You can assign a value to an object using `assign()`

, `<-`

, or `=`

.

```
x <- 3 # Assignment
x # Evaluate the expression and print result
y <- 4 # Assignment
y + 5 # Evaluation, y remains 4
z <- x + 17*y # Assignment
z # Evaluation
```

```
rm(z) # Remove z: deletes the object.
z # Error!
```

We can use the standard operators `<`

, `>`

, `<=`

, `>=`

, `==`

(equality) and `!=`

(inequality). Comparisons return Boolean values: `TRUE`

or `FALSE`

(often abbreviated to just `T`

and `F`

).

```
2==2 # Equality
2!=2 # Inequality
x <= y # less than or equal: "<", ">", and ">=" also work
```

Special constants include:

**NA**for missing or undefined data**NULL**for empty object (e.g. null/empty lists)**Inf**and**-Inf**for positive and negative infinity**NaN**for results that cannot be reasonably defined

```
# NA - missing or undefined data
5 + NA # When used in an expression, the result is generally NA
is.na(5+NA) # Check if missing
# NULL - an empty object, e.g. a null/empty list
10 + NULL # use returns an empty object (length zero)
is.null(NULL) # check if NULL
```

Inf and -Inf represent positive and negative infinity.

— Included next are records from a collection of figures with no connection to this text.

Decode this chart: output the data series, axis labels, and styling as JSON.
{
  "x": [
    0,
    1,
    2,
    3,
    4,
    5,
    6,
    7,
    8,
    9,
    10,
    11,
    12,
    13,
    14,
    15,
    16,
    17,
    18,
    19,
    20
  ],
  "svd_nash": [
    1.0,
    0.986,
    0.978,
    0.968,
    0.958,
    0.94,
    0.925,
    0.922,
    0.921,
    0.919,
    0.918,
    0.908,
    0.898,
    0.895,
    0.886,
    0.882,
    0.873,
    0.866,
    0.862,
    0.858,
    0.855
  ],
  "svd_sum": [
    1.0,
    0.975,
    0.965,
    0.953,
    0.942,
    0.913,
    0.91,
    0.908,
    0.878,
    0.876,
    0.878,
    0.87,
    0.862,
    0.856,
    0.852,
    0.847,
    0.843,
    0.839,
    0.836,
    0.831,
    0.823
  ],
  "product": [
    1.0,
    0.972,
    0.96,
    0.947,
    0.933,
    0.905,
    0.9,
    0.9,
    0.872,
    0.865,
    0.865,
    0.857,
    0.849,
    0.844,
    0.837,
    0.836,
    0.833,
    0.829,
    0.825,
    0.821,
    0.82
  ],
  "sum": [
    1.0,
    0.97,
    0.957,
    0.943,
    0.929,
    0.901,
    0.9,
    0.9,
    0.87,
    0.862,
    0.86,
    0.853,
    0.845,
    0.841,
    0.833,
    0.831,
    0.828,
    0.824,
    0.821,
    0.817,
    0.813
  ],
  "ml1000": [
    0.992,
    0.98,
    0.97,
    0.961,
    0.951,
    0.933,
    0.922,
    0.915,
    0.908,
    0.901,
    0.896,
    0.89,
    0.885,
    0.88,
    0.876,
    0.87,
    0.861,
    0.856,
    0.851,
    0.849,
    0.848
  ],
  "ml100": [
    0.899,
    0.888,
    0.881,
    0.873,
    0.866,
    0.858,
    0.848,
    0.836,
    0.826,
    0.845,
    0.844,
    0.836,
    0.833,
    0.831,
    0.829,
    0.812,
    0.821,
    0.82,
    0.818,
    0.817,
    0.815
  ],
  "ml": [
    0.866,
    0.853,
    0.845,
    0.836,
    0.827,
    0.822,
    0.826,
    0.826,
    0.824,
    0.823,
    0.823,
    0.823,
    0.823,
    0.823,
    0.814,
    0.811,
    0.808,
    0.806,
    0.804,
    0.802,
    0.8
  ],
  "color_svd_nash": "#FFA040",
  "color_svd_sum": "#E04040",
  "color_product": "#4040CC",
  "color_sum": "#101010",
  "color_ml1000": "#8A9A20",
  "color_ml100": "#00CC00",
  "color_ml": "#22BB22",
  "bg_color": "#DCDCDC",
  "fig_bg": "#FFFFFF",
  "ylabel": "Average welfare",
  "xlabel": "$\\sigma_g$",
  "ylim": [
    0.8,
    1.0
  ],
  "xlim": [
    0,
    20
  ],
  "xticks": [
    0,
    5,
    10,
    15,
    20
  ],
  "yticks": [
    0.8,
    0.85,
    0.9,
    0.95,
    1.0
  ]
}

They can be returned by mathematical operations like division of a number by zero:

```
5/0
is.finite(5/0) # Check if a number is finite (it is not).
```

NaN (Not a Number) - the result of an operation that cannot be reasonably defined, such as dividing zero by zero.

```
0/0
is.nan(0/0)
```

Vectors can be constructed by combining their elements with the important R function `c()`

.

```
v1 <- c(1, 5, 11, 33) # Numeric vector, length 4
v2 <- c("hello","world") # Character vector, length 2 (a vector of strings)
v3 <- c(TRUE, TRUE, FALSE) # Logical vector, same as c(T, T, F)
```

Combining different types of elements in one vector will coerce the elements to the least restrictive type:

`v4 <- c(v1,v2,v3,"boo") # All elements turn into strings`

Other ways to create vectors include:

```
v <- 1:7 # same as c(1,2,3,4,5,6,7)
v <- rep(0, 77) # repeat zero 77 times: v is a vector of 77 zeroes
v <- rep(1:3, times=2) # Repeat 1,2,3 twice
v <- rep(1:10, each=2) # Repeat each element twice
v <- seq(10,20,2) # sequence: numbers between 10 and 20, in jumps of 2
v1 <- 1:5 # 1,2,3,4,5
v2 <- rep(1,5) # 1,1,1,1,1
```

Check the length of a vector:

```
length(v1)
length(v2)
```

Element-wise operations:

```
v1 + v2 # Element-wise addition
v1 + 1 # Add 1 to each element
v1 * 2 # Multiply each element by 2
v1 + c(1,7) # This doesn't work: (1,7) is a vector of different length
```

Mathematical operations:

```
sum(v1) # The sum of all elements
mean(v1) # The average of all elements
sd(v1) # The standard deviation
cor(v1,v1*5) # Correlation between v1 and v1*5
```

Logical operations:

```
v1 > 2 # Each element is compared to 2, returns logical vector
v1==v2 # Are corresponding elements equivalent, returns logical vector.
v1!=v2 # Are corresponding elements *not* equivalent? Same as !(v1==v2)
(v1>2) | (v2>0) # | is the boolean OR, returns a vector.
(v1>2) & (v2>0) # & is the boolean AND, returns a vector.
(v1>2) || (v2>0) # || is the boolean OR, returns a single value
(v1>2) && (v2>0) # && is the boolean AND, ditto
```

Vector elements:

```
v1[3] # third element of v1
v1[2:4] # elements 2, 3, 4 of v1
v1[c(1,3)] # elements 1 and 3 - note that your indexes are a vector
v1[c(T,T,F,F,F)] # elements 1 and 2 - only the ones that are TRUE
v1[v1>3] # v1>3 is a logical vector TRUE for elements >3
```

Note that the indexing in R starts from `1`

, a fact known to confuse and upset people used to languages that index from `0`

.

To add more elements to a vector, simply assign them values.

`v1[6:10] <- 6:10`

We can also directly assign the vector a length:

`length(v1) <- 15 # the last 5 elements are added as missing data: NA`

Factors are used to store categorical data.

```
eye.col.v <- c("brown", "green", "brown", "blue", "blue", "blue") #vector
eye.col.f <- factor(c("brown", "green", "brown", "blue", "blue", "blue")) #factor
eye.col.v
```

`## [1] "brown" "green" "brown" "blue" "blue" "blue"`

`eye.col.f`

```
## [1] brown green brown blue blue blue
## Levels: blue brown green
```

R will identify the different levels of the factor - e.g. all distinct values. The data is stored internally as integers - each number corresponding to a factor level.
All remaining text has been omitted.